Heartened as they are about changes that would simplify the review process for less-risky studies, several scholars said they were far less pleased by other HHS proposals, especially one that would extend federal research protections to all studies conducted at American universities or other institutions that receive some federal funding for human subjects research. The change is designed to respond to the concern raised by some consumer advocates that human subjects in privately funded research studies receive no protection; ethical problems have been identified, for instance, in research conducted at fertility clinics and other companies that do not receive federal funds.

That's a real problem, said Gunsalus, the Illinois researcher and ethics expert. But the solution proposed by the Department of Health and Human Services -- while "easier to administer" than other potential approaches -- would take "the wrong fork in the road," she said. "I have a hard time seeing how it makes sense to cover poets at universities but ignoring" surveys done by companies or research that takes place at fertility clinics or other entities that forgo federal funds. "I don't agree with this choice, and don't think it will solve the problem in the way they think it will."

Gunsalus said she would urge HHS to reconsider that change in the comment period that it is now beginning on the regulations -- a process designed to be a conversation, given the dozens of questions the agency has posed and on which it has sought advice. "I hope the research community will take advantage of the comment period to raise the issues that matter to them, and we can make this even better than it is at this point." The American Historical Association issued a similar call to action this week.

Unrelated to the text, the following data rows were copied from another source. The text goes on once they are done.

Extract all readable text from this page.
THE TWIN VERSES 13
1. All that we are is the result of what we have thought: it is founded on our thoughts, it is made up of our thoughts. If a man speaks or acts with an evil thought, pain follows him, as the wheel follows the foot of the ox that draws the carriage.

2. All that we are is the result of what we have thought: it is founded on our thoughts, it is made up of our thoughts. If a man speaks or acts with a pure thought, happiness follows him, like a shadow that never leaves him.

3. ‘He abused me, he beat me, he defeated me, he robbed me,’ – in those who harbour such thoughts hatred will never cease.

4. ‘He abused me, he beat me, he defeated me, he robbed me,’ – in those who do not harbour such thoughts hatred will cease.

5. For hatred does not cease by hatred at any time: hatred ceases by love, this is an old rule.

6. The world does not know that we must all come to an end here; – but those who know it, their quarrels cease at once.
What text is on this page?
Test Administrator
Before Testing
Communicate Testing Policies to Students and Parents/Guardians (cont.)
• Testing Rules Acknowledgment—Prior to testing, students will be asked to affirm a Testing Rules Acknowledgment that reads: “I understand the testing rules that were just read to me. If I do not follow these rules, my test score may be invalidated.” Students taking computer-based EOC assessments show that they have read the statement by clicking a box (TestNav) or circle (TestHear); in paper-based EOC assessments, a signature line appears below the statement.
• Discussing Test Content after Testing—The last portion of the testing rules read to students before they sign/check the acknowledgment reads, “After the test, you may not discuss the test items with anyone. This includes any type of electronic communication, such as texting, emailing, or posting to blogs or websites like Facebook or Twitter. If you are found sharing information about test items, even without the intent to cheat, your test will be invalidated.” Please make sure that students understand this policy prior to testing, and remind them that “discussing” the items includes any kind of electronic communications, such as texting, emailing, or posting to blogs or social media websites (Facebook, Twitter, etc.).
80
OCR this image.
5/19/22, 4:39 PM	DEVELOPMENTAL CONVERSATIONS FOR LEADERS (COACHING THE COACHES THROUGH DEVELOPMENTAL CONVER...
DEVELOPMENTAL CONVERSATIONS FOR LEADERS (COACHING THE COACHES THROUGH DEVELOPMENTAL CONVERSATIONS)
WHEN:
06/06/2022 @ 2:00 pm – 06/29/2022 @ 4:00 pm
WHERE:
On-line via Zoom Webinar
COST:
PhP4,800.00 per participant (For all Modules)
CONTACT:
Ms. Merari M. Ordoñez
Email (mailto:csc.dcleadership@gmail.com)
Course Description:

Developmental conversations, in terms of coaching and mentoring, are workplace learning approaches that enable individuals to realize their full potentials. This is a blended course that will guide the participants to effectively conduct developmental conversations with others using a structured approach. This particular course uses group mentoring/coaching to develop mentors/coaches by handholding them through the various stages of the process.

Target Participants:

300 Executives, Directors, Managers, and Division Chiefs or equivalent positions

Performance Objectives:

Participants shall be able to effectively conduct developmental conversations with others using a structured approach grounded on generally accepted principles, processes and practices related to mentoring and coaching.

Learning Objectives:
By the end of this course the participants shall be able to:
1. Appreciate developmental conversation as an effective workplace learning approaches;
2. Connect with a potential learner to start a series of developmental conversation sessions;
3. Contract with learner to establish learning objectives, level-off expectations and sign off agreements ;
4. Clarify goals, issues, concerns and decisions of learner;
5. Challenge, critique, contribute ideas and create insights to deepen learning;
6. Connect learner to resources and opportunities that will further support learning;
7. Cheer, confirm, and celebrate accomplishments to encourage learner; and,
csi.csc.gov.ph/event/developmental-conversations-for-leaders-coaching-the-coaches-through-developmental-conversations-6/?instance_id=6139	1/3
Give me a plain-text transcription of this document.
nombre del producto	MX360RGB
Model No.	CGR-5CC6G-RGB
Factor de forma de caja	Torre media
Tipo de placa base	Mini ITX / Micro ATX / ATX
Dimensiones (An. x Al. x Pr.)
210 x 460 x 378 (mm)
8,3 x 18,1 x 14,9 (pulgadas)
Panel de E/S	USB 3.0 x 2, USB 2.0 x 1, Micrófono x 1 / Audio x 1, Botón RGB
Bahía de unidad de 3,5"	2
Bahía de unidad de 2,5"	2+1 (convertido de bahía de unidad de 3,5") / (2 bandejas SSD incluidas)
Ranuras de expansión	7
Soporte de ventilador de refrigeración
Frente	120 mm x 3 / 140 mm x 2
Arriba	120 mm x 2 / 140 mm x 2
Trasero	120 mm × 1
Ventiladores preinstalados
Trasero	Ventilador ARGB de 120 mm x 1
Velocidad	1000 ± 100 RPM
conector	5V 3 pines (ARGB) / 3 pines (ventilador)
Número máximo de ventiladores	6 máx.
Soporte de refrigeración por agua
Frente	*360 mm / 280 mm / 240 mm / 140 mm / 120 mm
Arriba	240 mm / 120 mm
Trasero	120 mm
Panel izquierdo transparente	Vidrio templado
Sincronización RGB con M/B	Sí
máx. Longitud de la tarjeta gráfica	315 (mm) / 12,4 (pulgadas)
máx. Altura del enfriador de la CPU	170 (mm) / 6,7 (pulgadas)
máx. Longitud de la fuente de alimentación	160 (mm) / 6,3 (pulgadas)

Schrag of George Mason agrees that the agency's invitation suggests a welcome openness to engage with scientists and scholars about the many issues and questions HHS has left unresolved. But he is concerned that the system the agency appears to be putting into place does not seem to offer "an ongoing process by which the experts could participate" in regularly updating the regulations that are eventually implemented.

The Common Rule has gone largely untouched since being adopted -- it was "codified in 1981, and just got stuck," Schrag said, despite significant technological and other developments that changed the research landscape. Canada, by comparison, enacted its only roughly similar system in 1998, revised it three times, and then rewrote it in 2010, he said.